Even as the epitaphs are flying, the magic quadrants being plotted, and the opinions mongering, big data is changing (chiefly by challenging) the status quo. This is particularly the case with respect to the domain of data management (DM) and its status quo. Here, big data is already a disruptive force: at once democratizing, reconfiguring, and destructive. We’ll consider its reordering effect through the prism of Hadoop, which, in the software development and data management worlds, has to a real degree become synonymous with what’s meant by “big data.
The Citadel of Data Management
Big data has been described as a wake-up call for data management (DM) practitioners.
If we’re grasping for analogies, the big data phenomenon seems less like a wake-up call than…a grim tableau straight out of 14th France.
This was the time of the Black Death, which was to function as an enormous force for social destabilization and reordering. It was also the time of the Hundred Years War, which was fought between England and France on French soil. The manpower shortage of the invading English was exacerbated by the virulence of the Plague, which historians estimate killed between one- to two-thirds of the European population. Outmanned – and outwoman-ed, for that matter, once Joan D’Arc abrupted onto the scene – the English resorted to a time-tested tactic: the chevauchée. The logic of the chevauchée is fiendishly simple: Edward III’s English forces were resource-constrained; they enjoyed neither the manpower nor the defensive advantages – e.g., castles, towers, or city walls – that accrued (by default) to the French. The English achieved their best outcomes in pitched battle; the French, on the other hand, were understandably reluctant to relinquish their fortifications, fixed or otherwise.
The challenge for the English was to draw them out to fight.
Enter the chevauchée. It describes the “tactic” of rampaging and pillaging – among other, far more horrific practices – in the comparatively defenseless French countryside.

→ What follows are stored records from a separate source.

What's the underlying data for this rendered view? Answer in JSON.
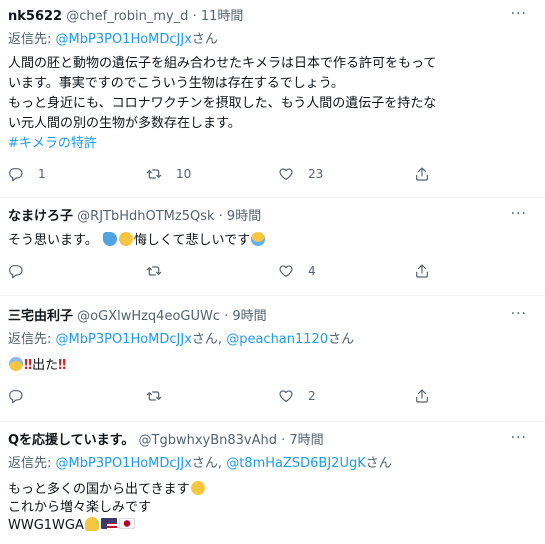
{
  "tweets": [
    {
      "display_name": "nk5622",
      "handle": "@chef_robin_my_d",
      "time": "· 11時間",
      "reply_label": "返信先:",
      "reply_to": "@MbP3PO1HoMDcJJx",
      "reply_suffix": "さん",
      "body": [
        "人間の胚と動物の遺伝子を組み合わせたキメラは日本で作る許可をもって",
        "います。事実ですのでこういう生物は存在するでしょう。",
        "もっと身近にも、コロナワクチンを摂取した、もう人間の遺伝子を持たな",
        "い元人間の別の生物が多数存在します。"
      ],
      "hashtag": "#キメラの特許",
      "replies": "1",
      "retweets": "10",
      "likes": "23"
    },
    {
      "display_name": "なまけろ子",
      "handle": "@RJTbHdhOTMz5Qsk",
      "time": "· 9時間",
      "body_text": "そう思います。",
      "body_text2": "悔しくて悲しいです",
      "replies": "",
      "retweets": "",
      "likes": "4"
    },
    {
      "display_name": "三宅由利子",
      "handle": "@oGXlwHzq4eoGUWc",
      "time": "· 9時間",
      "reply_label": "返信先:",
      "reply_to": "@MbP3PO1HoMDcJJx",
      "reply_sep": "さん,",
      "reply_to2": "@peachan1120",
      "reply_suffix": "さん",
      "body_text": "出た",
      "replies": "",
      "retweets": "",
      "likes": "2"
    },
    {
      "display_name": "Qを応援しています。",
      "handle": "@TgbwhxyBn83vAhd",
      "time": "· 7時間",
      "reply_label": "返信先:",
      "reply_to": "@MbP3PO1HoMDcJJx",
      "reply_sep": "さん,",
      "reply_to2": "@t8mHaZSD6BJ2UgK",
      "reply_suffix": "さん",
      "body_line1": "もっと多くの国から出てきます",
      "body_line2": "これから増々楽しみです",
      "body_line3": "WWG1WGA"
    }
  ],
  "icons": [
    "reply-icon",
    "retweet-icon",
    "like-icon",
    "share-icon",
    "more-icon"
  ],
  "colors": {
    "link": "#1d9bf0",
    "muted": "#536471",
    "text": "#0f1419",
    "divider": "#eff3f4"
  }
}
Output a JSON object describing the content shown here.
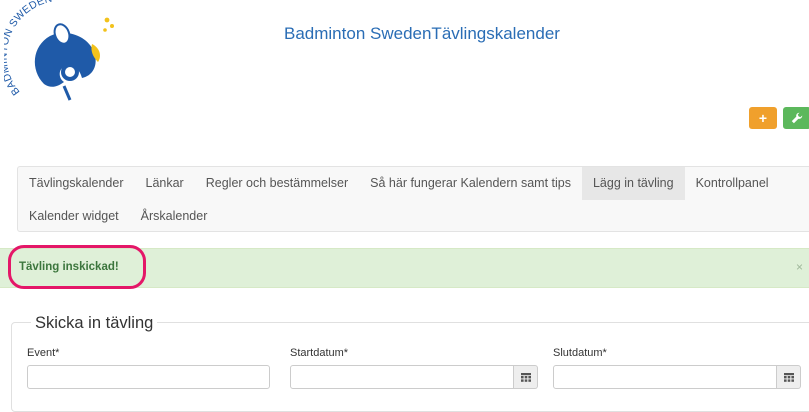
{
  "header": {
    "logo_text": "BADMINTON SWEDEN",
    "site_title": "Badminton SwedenTävlingskalender"
  },
  "actions": {
    "add_glyph": "+",
    "settings_icon": "wrench-icon"
  },
  "nav": {
    "items": [
      {
        "label": "Tävlingskalender",
        "active": false
      },
      {
        "label": "Länkar",
        "active": false
      },
      {
        "label": "Regler och bestämmelser",
        "active": false
      },
      {
        "label": "Så här fungerar Kalendern samt tips",
        "active": false
      },
      {
        "label": "Lägg in tävling",
        "active": true
      },
      {
        "label": "Kontrollpanel",
        "active": false
      },
      {
        "label": "Kalender widget",
        "active": false
      },
      {
        "label": "Årskalender",
        "active": false
      }
    ]
  },
  "alert": {
    "message": "Tävling inskickad!",
    "close": "×"
  },
  "form": {
    "legend": "Skicka in tävling",
    "fields": {
      "event": {
        "label": "Event*",
        "value": ""
      },
      "start": {
        "label": "Startdatum*",
        "value": ""
      },
      "end": {
        "label": "Slutdatum*",
        "value": ""
      }
    }
  },
  "colors": {
    "title_blue": "#2a6db5",
    "logo_blue": "#1f5aa8",
    "logo_yellow": "#f2c21b",
    "add_orange": "#f0a02c",
    "settings_green": "#5cb85c",
    "alert_bg": "#dff0d8",
    "alert_text": "#3c763d",
    "highlight": "#e41768"
  }
}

Left unchecked, the depredations of the chevauchée could ultimately comprise a threat to a ruler’s hegemony: fealty counts for little if it doesn’t at least afford one protection from other would-be conquerors.
As a tactical tool, the chevauchée succeeded by challenging the legitimacy of a ruling power.
Hadoop has had a similar effect. For the last two decades, the data management (DM) or data warehousing (DW) Powers That Be have been holed up in their fortified castles, dictating terms of access – dictating terms of ingest; dictating timetables and schedules, almost always to the frustration of the line of business, to say nothing of other IT stakeholders.
Though Hadoop wasn’t conceived tactically, its adoption and growth have had a tactical aspect.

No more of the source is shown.